Кажется, в 1936 году проходил десятый съезд комсомола, и меня (одну из школы) направили в группу московских пионеров поздравлять его делегатов. Нам выдали кремовые рубашки с короткими рукавами, шелковый пионерский галстук и кожаный ремень для брюк и юбок. Вот тогда я впервые попала в Кремль, в Георгиевский зал. Несколько пионеров со сцены читали приветствие, а мы стояли между рядами и хором выкрикивали: «Слава делегатам съезда!», «Слава комсомолу!», «Слава Сталину!» Вскоре после съезда на мясокомбинат приехали делегаты рабочих парижских боен: Бидэ, Форэ и Мессер. Пионеры Таганского района, которые приветствовали делегатов съезда, встречали этих рабочих. Нас сфотографировали, и в газете мясокомбината поместили этот снимок, где я оказалась крайней справа.
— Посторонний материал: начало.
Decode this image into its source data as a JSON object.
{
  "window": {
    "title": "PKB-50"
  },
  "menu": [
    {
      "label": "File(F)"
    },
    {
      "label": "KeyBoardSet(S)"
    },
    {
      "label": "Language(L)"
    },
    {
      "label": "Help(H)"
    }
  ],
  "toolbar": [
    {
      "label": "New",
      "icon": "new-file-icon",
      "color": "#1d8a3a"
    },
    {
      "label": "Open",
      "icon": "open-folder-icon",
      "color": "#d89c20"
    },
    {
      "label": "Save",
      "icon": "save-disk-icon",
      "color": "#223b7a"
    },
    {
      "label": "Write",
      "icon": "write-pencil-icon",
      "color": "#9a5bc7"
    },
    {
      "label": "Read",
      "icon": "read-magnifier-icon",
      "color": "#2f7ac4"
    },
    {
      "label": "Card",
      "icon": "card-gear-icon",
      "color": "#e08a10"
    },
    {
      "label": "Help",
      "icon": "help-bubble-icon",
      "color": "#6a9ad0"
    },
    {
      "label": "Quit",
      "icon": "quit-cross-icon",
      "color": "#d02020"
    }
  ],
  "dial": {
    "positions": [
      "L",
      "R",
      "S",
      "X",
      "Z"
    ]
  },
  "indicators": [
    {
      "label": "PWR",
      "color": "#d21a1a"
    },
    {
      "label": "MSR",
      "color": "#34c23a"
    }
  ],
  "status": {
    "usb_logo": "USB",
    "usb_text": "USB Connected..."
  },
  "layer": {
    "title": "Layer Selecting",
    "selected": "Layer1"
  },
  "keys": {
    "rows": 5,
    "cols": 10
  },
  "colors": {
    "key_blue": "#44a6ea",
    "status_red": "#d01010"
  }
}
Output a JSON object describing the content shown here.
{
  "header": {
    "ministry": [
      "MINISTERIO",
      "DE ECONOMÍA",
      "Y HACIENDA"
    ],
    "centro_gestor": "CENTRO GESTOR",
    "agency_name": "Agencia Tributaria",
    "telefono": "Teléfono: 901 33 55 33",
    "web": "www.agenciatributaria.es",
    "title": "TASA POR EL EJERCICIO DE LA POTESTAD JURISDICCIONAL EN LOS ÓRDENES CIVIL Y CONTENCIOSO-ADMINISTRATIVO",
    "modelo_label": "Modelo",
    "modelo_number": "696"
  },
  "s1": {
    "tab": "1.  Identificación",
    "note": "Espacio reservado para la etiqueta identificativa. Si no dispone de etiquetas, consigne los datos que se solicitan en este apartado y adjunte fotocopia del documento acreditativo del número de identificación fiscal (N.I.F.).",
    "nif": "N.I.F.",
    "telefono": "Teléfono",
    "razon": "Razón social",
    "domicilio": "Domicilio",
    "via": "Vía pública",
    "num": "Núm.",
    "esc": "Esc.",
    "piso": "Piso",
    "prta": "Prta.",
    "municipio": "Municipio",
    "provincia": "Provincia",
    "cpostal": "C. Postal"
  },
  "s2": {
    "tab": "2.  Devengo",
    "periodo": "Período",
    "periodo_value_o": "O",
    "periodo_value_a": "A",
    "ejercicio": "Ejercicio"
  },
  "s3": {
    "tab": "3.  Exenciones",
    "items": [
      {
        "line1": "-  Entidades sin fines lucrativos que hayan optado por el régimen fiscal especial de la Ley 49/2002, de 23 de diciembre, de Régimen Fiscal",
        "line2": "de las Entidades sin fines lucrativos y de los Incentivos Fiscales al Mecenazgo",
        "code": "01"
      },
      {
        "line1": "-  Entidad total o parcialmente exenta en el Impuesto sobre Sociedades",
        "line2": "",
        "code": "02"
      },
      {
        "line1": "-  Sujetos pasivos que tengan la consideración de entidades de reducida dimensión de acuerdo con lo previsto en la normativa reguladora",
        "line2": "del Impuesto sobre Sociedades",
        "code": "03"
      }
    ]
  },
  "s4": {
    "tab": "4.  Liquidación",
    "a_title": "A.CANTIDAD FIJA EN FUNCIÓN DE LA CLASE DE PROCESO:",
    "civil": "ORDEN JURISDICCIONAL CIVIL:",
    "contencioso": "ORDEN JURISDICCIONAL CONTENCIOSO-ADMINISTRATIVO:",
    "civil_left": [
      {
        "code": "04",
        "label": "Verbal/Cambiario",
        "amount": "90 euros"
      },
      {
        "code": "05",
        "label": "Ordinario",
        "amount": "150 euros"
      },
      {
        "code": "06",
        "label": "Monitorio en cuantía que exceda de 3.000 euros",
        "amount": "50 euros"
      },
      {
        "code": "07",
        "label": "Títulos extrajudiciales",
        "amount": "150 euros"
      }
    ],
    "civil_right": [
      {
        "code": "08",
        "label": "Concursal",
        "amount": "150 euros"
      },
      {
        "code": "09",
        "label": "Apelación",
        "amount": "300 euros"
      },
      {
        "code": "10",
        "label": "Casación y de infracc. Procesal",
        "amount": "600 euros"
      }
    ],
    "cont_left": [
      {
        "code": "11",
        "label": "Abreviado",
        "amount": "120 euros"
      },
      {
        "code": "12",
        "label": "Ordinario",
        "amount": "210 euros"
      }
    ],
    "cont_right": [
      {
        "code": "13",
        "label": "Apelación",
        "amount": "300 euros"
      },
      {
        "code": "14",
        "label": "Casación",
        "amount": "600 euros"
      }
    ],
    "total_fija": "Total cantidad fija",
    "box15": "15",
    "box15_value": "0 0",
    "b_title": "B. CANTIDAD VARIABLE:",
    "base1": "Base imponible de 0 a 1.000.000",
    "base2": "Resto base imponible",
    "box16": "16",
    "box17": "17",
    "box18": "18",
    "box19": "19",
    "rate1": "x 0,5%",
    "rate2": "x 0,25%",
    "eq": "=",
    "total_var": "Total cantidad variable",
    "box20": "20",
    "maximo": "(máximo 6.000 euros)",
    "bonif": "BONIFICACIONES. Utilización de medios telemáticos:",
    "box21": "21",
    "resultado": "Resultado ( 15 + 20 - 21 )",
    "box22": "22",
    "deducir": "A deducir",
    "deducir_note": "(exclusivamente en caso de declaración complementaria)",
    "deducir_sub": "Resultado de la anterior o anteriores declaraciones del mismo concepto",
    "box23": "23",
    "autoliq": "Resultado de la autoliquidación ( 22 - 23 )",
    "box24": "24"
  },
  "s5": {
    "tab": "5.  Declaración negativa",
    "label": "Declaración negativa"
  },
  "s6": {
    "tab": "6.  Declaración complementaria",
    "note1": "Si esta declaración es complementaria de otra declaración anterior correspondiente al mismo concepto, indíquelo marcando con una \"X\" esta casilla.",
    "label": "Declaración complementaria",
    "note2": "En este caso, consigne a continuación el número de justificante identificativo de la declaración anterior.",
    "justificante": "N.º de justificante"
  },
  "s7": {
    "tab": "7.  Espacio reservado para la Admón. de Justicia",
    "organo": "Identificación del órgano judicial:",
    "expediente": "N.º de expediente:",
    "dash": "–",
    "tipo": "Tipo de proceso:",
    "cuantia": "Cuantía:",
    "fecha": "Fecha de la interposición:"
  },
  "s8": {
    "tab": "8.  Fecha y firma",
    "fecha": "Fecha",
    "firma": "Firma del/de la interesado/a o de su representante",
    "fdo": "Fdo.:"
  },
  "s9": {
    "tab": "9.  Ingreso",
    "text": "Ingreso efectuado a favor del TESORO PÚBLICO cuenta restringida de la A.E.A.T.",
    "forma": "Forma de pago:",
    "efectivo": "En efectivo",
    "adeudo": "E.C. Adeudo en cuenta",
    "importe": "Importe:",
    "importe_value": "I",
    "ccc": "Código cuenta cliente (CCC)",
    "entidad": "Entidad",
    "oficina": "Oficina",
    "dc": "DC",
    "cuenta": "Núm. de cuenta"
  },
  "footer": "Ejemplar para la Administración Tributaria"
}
В мае-июне 1936 года у Кировских ворот, в переулке Стопани, открыли Московский городской дом пионеров и октябрят (ныне это Дворец творчества детей и юношества). Во Дворец направляли по несколько человек из района, и в числе первых попала я. Там было организовано много кружков, я записалась в танцевальную группу ансамбля песни и пляски под руководством Локтева. Репетиции проходили в выходные дни, занималась я с удовольствием. Часто мы выезжали на фабрики и заводы, где нас встречали и провожали аплодисментами. Но в этой группе я пробыла не больше года. В восьмом классе, когда мне дали комсомольское поручение, я уже не имела свободного времени для танцев.
В 1936 году пионеры, посещавшие Дворец, в том числе и я, встречали детей испанских республиканцев – очень торжественно, с музыкой. Прямо на берегу Москвы-реки, куда причалил пароход, многие москвичи забирали детей к себе домой, но большинство этих ребят распределили по престижным детским домам, где их холили и лелеяли. Все они находились под патронатом Красного креста. Здесь юные испанцы выросли, получили образование, и через несколько лет стали возвращаться к себе на родину. А тех, кто остался, до сих пор охраняет и помогает им Красный крест. Мы тогда часто встречались с испанцами, у них на голове были пилотки с кисточкой – эспаньолки, и мы приветствовали друг друга поднятием руки и словами: «No pasaran!» («Они не пройдут!»; «они» – это фашистские мятежники). Многие комсомольцы в то время стремились уехать в Испанию, чтобы помочь республиканцам не допустить к власти Франко.
В многочисленных кружках Осоавиахима мы тогда изучали винтовку, гранаты, противогаз, сдавали нормативы на значки «Ворошиловский стрелок», БГТО, ГТО. Эти значки носили гордо, как ордена. В Парке культуры имени Горького прыгали с парашютом. Валя Макарова и другие прыгали в аэроклубе на Таганской улице.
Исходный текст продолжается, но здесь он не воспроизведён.